December 16, 1991
Appeal from the County Court, Westchester County (West, J.).
Ordered that the judgment is affirmed.
The complainant offered uncontradicted testimony that she was confronted by the defendant holding what appeared to be a pistol with a small paper bag over its muzzle. There having been no rational basis upon which the jury could have rejected the testimony concerning the gun while accepting the balance of the complainant's testimony about the robbery, the defendant's request for a charge on the lesser included offense of robbery in the third degree was properly denied (see, People v Blim, 63 N.Y.2d 718, 720-721; People v Glover, 144 A.D.2d 483; People v White, 121 A.D.2d 762, 763; People v Neal, 118 A.D.2d 815).

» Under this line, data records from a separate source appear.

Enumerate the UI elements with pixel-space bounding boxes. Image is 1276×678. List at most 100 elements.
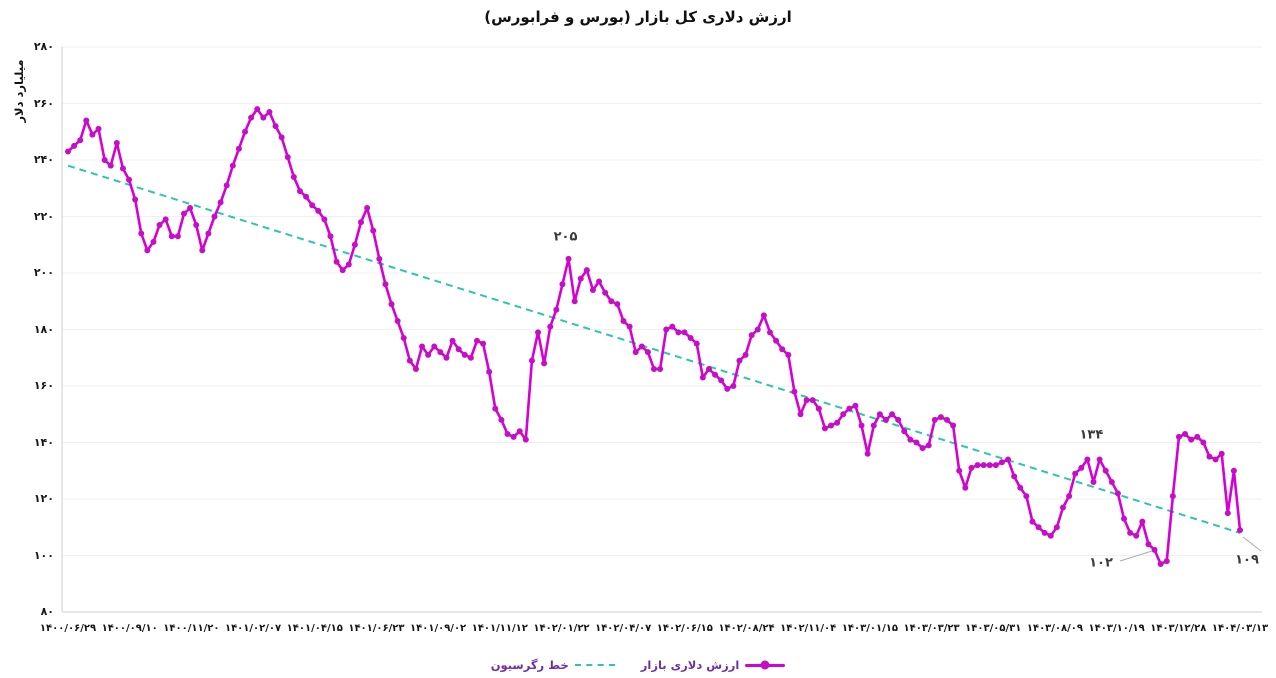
data-point-marker [1175, 433, 1182, 440]
data-point-marker [596, 278, 603, 285]
data-point-marker [669, 323, 676, 330]
data-point-marker [254, 106, 261, 113]
data-point-marker [1023, 493, 1030, 500]
data-point-marker [907, 436, 914, 443]
data-annotation: ۱۰۹ [1235, 552, 1259, 568]
data-point-marker [290, 173, 297, 180]
data-point-marker [1212, 456, 1219, 463]
data-point-marker [712, 371, 719, 378]
data-point-marker [785, 351, 792, 358]
data-point-marker [95, 125, 102, 132]
data-point-marker [577, 275, 584, 282]
data-point-marker [516, 428, 523, 435]
annotation-leader-line [1119, 550, 1153, 562]
x-tick-label: ۱۴۰۱/۱۱/۱۲ [471, 623, 528, 634]
data-point-marker [339, 267, 346, 274]
data-point-marker [65, 148, 71, 155]
data-point-marker [858, 422, 865, 429]
data-point-marker [388, 301, 395, 308]
data-point-marker [553, 306, 560, 313]
data-point-marker [968, 464, 975, 471]
data-point-marker [1108, 479, 1115, 486]
data-point-marker [693, 340, 700, 347]
x-tick-label: ۱۴۰۲/۰۶/۱۵ [656, 623, 713, 634]
data-point-marker [1041, 529, 1048, 536]
data-point-marker [345, 261, 352, 268]
data-point-marker [315, 207, 322, 214]
data-point-marker [229, 162, 236, 169]
legend: خط رگرسیون ارزش دلاری بازار [0, 658, 1276, 672]
data-point-marker [425, 351, 432, 358]
annotation-leader-line [1242, 536, 1262, 552]
x-tick-label: ۱۴۰۲/۰۴/۰۷ [595, 623, 652, 634]
data-point-marker [266, 108, 273, 115]
data-point-marker [1151, 546, 1158, 553]
x-tick-label: ۱۴۰۴/۰۳/۱۳ [1211, 623, 1269, 634]
y-tick-label: ۸۰ [40, 605, 54, 618]
data-point-marker [1127, 529, 1134, 536]
data-point-marker [486, 368, 493, 375]
data-point-marker [1035, 524, 1042, 531]
data-point-marker [779, 346, 786, 353]
y-tick-label: ۲۸۰ [33, 40, 54, 53]
data-point-marker [272, 123, 279, 130]
legend-label-market-value: ارزش دلاری بازار [640, 658, 740, 672]
data-point-marker [406, 357, 413, 364]
regression-line [67, 164, 1241, 534]
data-point-marker [480, 340, 487, 347]
data-point-marker [504, 431, 511, 438]
data-point-marker [223, 182, 230, 189]
data-annotation: ۱۳۴ [1079, 427, 1104, 443]
data-point-marker [419, 343, 426, 350]
data-point-marker [1053, 524, 1060, 531]
data-point-marker [852, 402, 859, 409]
data-point-marker [138, 230, 145, 237]
data-point-marker [937, 414, 944, 421]
data-point-marker [235, 145, 242, 152]
legend-item-regression: خط رگرسیون [491, 658, 615, 672]
legend-item-market-value: ارزش دلاری بازار [641, 658, 786, 672]
data-point-marker [199, 247, 206, 254]
data-annotation: ۲۰۵ [553, 229, 578, 245]
x-tick-label: ۱۴۰۰/۱۱/۲۰ [163, 623, 220, 634]
data-point-marker [901, 428, 908, 435]
data-point-marker [1121, 515, 1128, 522]
data-point-marker [748, 332, 755, 339]
data-point-marker [882, 416, 889, 423]
data-point-marker [657, 366, 664, 373]
data-point-marker [931, 416, 938, 423]
data-point-marker [644, 349, 651, 356]
y-tick-label: ۱۴۰ [33, 435, 54, 449]
data-point-marker [809, 397, 816, 404]
data-point-marker [864, 450, 871, 457]
data-point-marker [303, 193, 310, 200]
data-point-marker [626, 323, 633, 330]
data-point-marker [1200, 439, 1207, 446]
data-point-marker [992, 462, 999, 469]
data-point-marker [449, 337, 456, 344]
data-point-marker [510, 433, 517, 440]
data-point-marker [187, 205, 194, 212]
data-point-marker [1206, 453, 1213, 460]
data-point-marker [400, 334, 407, 341]
x-tick-label: ۱۴۰۱/۰۹/۰۲ [410, 623, 467, 634]
data-point-marker [1114, 490, 1121, 497]
data-point-marker [821, 425, 828, 432]
data-point-marker [1163, 558, 1170, 565]
x-tick-label: ۱۴۰۲/۰۱/۲۲ [533, 623, 590, 634]
data-point-marker [559, 281, 566, 288]
data-point-marker [870, 422, 877, 429]
data-point-marker [1133, 532, 1140, 539]
market-value-line-swatch-icon [745, 660, 786, 670]
data-point-marker [174, 233, 181, 240]
data-point-marker [364, 205, 371, 212]
data-point-marker [1090, 479, 1097, 486]
data-point-marker [217, 199, 224, 206]
data-point-marker [754, 326, 761, 333]
data-point-marker [718, 377, 725, 384]
data-point-marker [528, 357, 535, 364]
data-point-marker [132, 196, 139, 203]
x-tick-label: ۱۴۰۲/۱۱/۰۴ [780, 623, 837, 634]
data-point-marker [1237, 527, 1243, 534]
data-point-marker [760, 312, 767, 319]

We reject the defendant's contention that the County Court erroneously denied a request to recharge the jury on the element of "forcible stealing". There was no express request for such an instruction in the jury's note, which simply asked that the court recite the five elements of robbery in the first degree (Penal Law § 160.15), nor was there any indication that the jury was confused on this point (see, People v Malloy, 55 N.Y.2d 296, 302, cert denied 459 U.S. 847; People v Brown, 166 A.D.2d 762; People v Dean, 162 A.D.2d 699, 700).
The defendant asserts as error numerous instances where the court's charge varied from the specific language contained in his written requests to charge. The bulk of these alleged errors constitute mere objections to the fact that the trial court did not employ the specific language proposed by the defendant (see, People v Dory, 59 N.Y.2d 121; People v Hathaway, 159 A.D.2d 748, 751; People v Maldonado, 127 A.D.2d 855). The court's identification charge, while not as extensive as that requested, accurately stated the law and did not prejudice the defendant (see, People v Whalen, 59 N.Y.2d 273; People v Trama, 160 A.D.2d 748; People v Walker, 125 A.D.2d 732), especially in view of the overwhelming evidence of identity, which included the fact that the defendant was well known to the complainant (see, People v Floyd, 150 A.D.2d 486; People v Beasley, 114 A.D.2d 415).
The defendant's remaining contentions are either unpreserved for appellate review or without merit. Lawrence, J.P., Balletta, Rosenblatt and O'Brien, JJ., concur.